Luti put his hand to his ear as the church clock beyond the Park rang out. “One, Two, Three!” it said. And at the same moment the rumbling from Number Eighteen stopped, as though switched off.

“Missanda has woken from her sleep.” Luti hurriedly gathered up fruit and chocolate and stuffed them into his pockets.

“Peace and blessings!” He raised his hand, his bright glance taking in Mary Poppins as well as Jane and Michael.

Then he turned and ran across the lawn, his feet in Mr Banks’ big boots crushing the grass as he went.

A door opened and closed behind him and Number Eighteen, suddenly, was as soundless as it had always been.

But the next day, and all the days after it, promptly at two o’clock, the rumbling began again.

“Preposterous! Not to be borne! We must complain to the Prime Minister!” said the people in the Lane. But they knew that even the Prime Minister could no more stop somebody snoring than he could say “Halt!” to a snowstorm. They would just have to grin and bear it.

So that was what they did. And the grinning and bearing made them realise that Miss Andrew’s snoring had its fortunate side. For now, between two and three o’clock, they could meet the smiling brown-faced stranger she had brought from the other side of the world.
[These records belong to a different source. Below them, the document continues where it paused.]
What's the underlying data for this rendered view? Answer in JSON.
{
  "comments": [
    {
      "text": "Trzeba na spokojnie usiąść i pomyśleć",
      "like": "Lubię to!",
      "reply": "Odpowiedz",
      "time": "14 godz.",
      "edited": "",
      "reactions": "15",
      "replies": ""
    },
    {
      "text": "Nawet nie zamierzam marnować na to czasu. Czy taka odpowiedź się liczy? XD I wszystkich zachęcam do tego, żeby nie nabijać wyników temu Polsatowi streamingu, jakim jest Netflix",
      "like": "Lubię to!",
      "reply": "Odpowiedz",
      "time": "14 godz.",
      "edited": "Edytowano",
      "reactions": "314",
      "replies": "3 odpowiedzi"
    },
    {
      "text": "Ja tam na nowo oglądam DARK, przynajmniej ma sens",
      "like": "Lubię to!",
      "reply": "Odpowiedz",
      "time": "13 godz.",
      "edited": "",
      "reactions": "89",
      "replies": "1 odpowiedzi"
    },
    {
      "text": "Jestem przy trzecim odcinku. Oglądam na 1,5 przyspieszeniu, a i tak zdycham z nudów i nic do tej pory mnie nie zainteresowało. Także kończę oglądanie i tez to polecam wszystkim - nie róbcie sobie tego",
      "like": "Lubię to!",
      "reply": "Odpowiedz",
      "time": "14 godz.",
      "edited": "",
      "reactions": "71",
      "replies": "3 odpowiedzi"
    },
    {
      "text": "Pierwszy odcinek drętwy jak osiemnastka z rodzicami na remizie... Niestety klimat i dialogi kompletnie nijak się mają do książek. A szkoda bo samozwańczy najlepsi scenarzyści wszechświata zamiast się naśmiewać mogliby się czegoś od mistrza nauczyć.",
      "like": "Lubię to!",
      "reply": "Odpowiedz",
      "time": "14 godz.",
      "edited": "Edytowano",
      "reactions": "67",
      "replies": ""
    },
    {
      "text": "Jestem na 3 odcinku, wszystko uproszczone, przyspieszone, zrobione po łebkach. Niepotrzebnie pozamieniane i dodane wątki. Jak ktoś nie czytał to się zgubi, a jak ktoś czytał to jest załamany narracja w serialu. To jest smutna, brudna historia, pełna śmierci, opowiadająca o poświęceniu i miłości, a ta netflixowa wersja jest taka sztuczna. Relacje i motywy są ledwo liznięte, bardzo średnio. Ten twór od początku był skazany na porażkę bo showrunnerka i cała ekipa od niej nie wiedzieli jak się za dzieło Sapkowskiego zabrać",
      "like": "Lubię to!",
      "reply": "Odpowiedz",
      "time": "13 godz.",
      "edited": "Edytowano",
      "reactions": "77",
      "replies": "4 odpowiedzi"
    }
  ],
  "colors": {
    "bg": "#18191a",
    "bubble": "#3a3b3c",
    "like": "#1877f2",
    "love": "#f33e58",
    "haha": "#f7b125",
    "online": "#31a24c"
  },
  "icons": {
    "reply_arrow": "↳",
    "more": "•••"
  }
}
Otherwise, they would never have seen him, cooped up as he was, like a bird in a cage.

So, as well as the fruit that Jane and Michael put on the fence every afternoon – Mary Poppins always in the background – Luti soon found himself showered with gifts.

Mrs Nineteen gave him a paper fan, such as she would like to have made for the Grandmother she had never known.

Mr Twenty, a gruff, shy man, presented him with the King and Queen of an old chess set from his attic.

Admiral Boom, in a voice that would have roused from sleep anyone but Miss Andrew, hailed him with “Ahoy there, shipmate!” and pressed upon him a six-inch-long carved canoe, faded and shiny from spending years in the dark of a trouser pocket. “It’s my mascot!” he explained. “Brought me luck all my life, ever since I was a midshipman sailing the South Seas.”

Binnacle, the retired pirate, gave him a dagger with a broken point. “It’s me second-best,” he apologised, “but it’ll slit a throat or two if you’re minded to become a pirate.”

Luti had no desire to become a pirate, far less to slit anyone’s throat, but he took the dagger with gratitude and hid it carefully inside his jacket in case Miss Andrew should see it.

The Park Keeper too had a present for him – a page out of an exercise book on which he had printed in large letters, “Observe the Rules. Remember the Bye-laws”.

“You’ll need this,” he said earnestly, “if you ever get to come to the Park.”

Luti spelled out the strange words. “What is a Bye-law?” he wanted to know.

The Park Keeper scratched his head. “I don’t rightly know myself, but it’s something you have to remember.”